Want to know what it takes to play a dead man in a movie?
Ricky Sekhon, 29, described how much of his portrayal of the al-Qaeda leader involved being carried around in a bag by actors pretending to be US Navy Seals, saying that it was much like being in a hammock.
Mr Sekhon, a Sikh former member of the National Youth Theatre, said he secured the role of the “global face of evil” after a mysterious call from a casting director, who asked to see him but would not tell him what it was about.
The British Actor Who Played bin Laden in Zero Dark Thirty
Writing in the New York Times, he said: “The next week, I was offered the part of the world’s most notorious terrorist. My first reaction was an expletive that cannot be printed here.
“I guess I do look a bit like Bin Laden – I am 6 feet 4 inches tall, about what he was. I have brown skin and a prominent nose, but it’s not as though anyone has ever stopped me in the street and shouted ‘Hey, aren’t you bin Laden?’ And I think I have a better smile, not as creepy.”

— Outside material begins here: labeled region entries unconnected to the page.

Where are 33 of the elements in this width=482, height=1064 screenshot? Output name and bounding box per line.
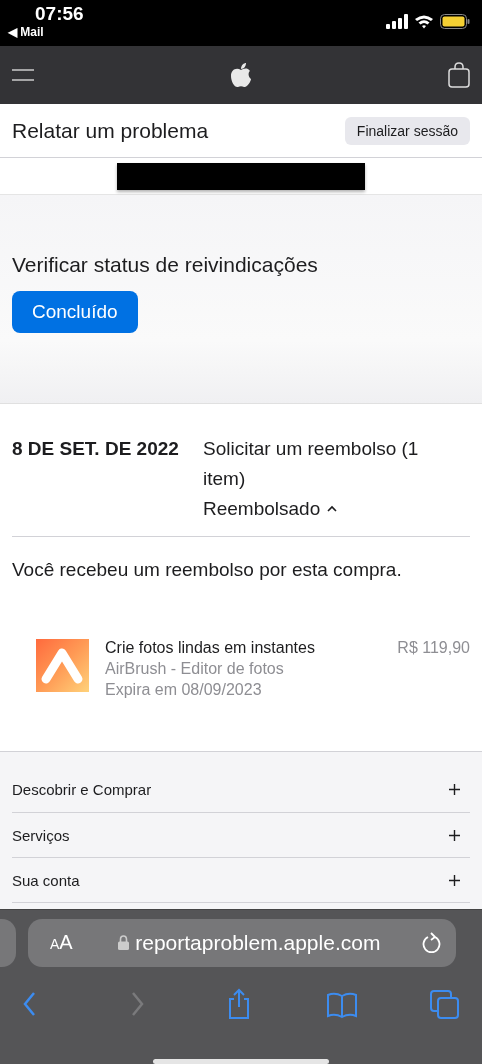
done-button[interactable]: Concluído	[12, 291, 138, 333]
url-text: reportaproblem.apple.com	[135, 930, 381, 955]
refund-message: Você recebeu um reembolso por esta compra.	[12, 559, 403, 581]
plus-icon[interactable]	[449, 829, 460, 841]
footer-section[interactable]: Descobrir e Comprar	[12, 766, 470, 813]
claim-request: Solicitar um reembolso (1 item)	[203, 437, 420, 491]
back-to-app-link[interactable]: ◀ Mail	[8, 25, 44, 39]
lock-icon	[118, 935, 130, 951]
claim-date: 8 DE SET. DE 2022	[12, 437, 180, 461]
address-bar[interactable]: AA reportaproblem.apple.com	[28, 919, 456, 967]
wifi-icon	[414, 13, 434, 29]
price: R$ 119,90	[397, 639, 470, 658]
sign-out-button[interactable]: Finalizar sessão	[344, 116, 470, 145]
chevron-icon[interactable]	[326, 505, 339, 513]
footer-section[interactable]: Serviços	[12, 813, 470, 858]
app-icon	[36, 639, 89, 692]
text-size-button[interactable]: AA	[46, 931, 77, 955]
menu-icon[interactable]	[12, 68, 34, 82]
page-title: Relatar um problema	[12, 118, 209, 143]
plus-icon[interactable]	[449, 783, 460, 795]
expiry-date: Expira em 08/09/2023	[105, 681, 263, 699]
section-heading: Verificar status de reivindicações	[12, 253, 319, 277]
footer-section[interactable]: Sua conta	[12, 858, 470, 903]
claim-status-toggle[interactable]: Reembolsado	[203, 494, 339, 524]
shopping-bag-icon[interactable]	[448, 62, 470, 88]
plus-icon[interactable]	[449, 874, 460, 886]
apple-logo[interactable]	[230, 62, 252, 88]
product-title: Crie fotos lindas em instantes	[105, 639, 316, 657]
app-name: AirBrush - Editor de fotos	[105, 660, 285, 678]
signal-icon	[386, 13, 408, 29]
status-time: 07:56	[35, 3, 84, 25]
reload-icon[interactable]	[422, 931, 442, 954]
battery-icon	[440, 13, 470, 29]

Showing admirable dedication to his craft, Mr Sekhon, who has a drama degree from Royal Holloway, University of London, trained by running up hills and dieting to reduce his 200lb frame to “bin Laden skinny.”

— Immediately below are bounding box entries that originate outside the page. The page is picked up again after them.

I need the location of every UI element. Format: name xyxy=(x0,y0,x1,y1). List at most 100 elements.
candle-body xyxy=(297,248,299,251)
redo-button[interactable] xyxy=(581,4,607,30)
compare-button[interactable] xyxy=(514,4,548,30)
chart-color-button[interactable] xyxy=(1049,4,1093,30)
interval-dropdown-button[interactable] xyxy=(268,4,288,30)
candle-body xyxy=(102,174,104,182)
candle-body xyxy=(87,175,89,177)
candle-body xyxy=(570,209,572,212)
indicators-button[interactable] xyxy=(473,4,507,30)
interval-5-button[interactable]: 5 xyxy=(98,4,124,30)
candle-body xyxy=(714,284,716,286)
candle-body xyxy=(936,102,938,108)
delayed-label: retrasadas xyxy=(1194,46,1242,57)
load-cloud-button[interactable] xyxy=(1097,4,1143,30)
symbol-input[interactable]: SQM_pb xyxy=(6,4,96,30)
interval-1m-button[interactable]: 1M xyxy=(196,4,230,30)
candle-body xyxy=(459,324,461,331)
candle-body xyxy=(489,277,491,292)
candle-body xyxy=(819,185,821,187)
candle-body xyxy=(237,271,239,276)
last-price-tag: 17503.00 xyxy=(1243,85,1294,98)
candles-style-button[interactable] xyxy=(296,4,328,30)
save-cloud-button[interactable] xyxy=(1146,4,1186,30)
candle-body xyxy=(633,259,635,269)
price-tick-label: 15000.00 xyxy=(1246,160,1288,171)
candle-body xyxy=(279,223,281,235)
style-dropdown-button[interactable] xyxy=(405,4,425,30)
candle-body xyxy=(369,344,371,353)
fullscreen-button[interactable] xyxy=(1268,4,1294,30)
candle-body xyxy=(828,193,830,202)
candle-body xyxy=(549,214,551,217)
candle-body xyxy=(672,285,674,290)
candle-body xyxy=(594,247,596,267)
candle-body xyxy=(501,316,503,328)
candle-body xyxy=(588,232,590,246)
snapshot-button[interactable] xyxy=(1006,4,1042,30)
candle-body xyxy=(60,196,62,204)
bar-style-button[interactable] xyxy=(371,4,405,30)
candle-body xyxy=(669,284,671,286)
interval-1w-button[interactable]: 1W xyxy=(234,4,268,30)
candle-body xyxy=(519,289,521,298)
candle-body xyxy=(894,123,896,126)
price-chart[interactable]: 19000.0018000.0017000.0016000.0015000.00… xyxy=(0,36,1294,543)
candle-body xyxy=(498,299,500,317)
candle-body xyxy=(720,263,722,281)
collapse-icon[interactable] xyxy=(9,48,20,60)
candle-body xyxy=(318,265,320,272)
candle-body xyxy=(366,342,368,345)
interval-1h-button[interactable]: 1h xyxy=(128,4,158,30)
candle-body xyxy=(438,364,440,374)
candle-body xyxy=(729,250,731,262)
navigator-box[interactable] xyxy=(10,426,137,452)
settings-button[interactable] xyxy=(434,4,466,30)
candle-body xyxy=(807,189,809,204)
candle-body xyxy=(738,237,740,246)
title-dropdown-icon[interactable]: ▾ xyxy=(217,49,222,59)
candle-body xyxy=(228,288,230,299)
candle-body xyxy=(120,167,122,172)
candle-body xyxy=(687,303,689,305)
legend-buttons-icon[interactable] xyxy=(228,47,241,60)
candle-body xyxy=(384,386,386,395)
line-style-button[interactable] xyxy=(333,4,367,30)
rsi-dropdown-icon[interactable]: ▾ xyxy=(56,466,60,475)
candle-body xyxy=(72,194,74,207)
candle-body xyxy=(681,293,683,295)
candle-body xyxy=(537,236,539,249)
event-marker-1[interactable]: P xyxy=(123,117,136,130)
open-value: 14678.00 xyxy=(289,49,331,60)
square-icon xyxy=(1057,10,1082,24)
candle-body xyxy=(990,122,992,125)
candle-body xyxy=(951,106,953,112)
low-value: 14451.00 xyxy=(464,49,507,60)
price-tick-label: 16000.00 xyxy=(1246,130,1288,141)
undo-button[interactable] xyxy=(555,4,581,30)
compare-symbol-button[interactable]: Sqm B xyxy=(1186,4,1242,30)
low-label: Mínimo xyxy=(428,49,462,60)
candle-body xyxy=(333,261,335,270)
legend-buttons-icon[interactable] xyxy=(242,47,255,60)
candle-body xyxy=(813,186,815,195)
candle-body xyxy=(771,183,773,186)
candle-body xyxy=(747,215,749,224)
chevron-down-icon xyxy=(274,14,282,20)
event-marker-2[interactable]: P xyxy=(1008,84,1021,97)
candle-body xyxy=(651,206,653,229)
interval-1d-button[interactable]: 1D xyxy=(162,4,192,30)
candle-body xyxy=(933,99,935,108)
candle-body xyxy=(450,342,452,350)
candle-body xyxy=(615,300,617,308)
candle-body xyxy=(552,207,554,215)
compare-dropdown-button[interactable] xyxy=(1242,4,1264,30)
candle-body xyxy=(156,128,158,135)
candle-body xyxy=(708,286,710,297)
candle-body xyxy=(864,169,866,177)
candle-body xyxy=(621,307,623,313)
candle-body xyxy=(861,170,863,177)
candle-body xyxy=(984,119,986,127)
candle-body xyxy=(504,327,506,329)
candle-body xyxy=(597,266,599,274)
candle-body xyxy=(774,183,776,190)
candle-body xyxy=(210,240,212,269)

He had been chosen for the role after playing a henchman of Abu Hamza al-Masri, the hook-handed radical Islamist preacher, in a previous film.
“It’s not that easy to be an actor of Asian ancestry in Britain or America. There are fewer leading roles for us,” Mr Sekhon said. “But then again, there are also probably fewer of us going up for those roles.
“I guess playing Bin Laden was a natural progression, a graduation through the ranks of terrorists.”
The actor admitted to being nervous when he turned up in Jordan on the set of the film, directed by Kathryn Bigelow, which details the manhunt ending with the al-Qaeda leader being shot dead in Abbottabad, Pakistan.
In the finished movie, which has been nominated for five Oscars, only a shadow of Mr Sekhon is seen before his character is killed and spends the rest of it as a corpse. His nostrils poking out of the body bag ended up being “the main feature of my performance,” he said.
Mr. Sekhon added: “Playing a dead person was more difficult than I’d imagined. Holding my breath for more than 30 seconds felt like eternity.”
“And being dumped into a body bag was certainly not as fun as having, say, an on-screen snog, but being carried in it was kind of reminiscent of being in a hammock. I got so comfortable in the bag that, by the end of the shoot, I was known as Osama bin Loungin’.”
He added: “Would I be prepared to play a universally despised emblem of evil again? I guess it would depend on how many lines I had.”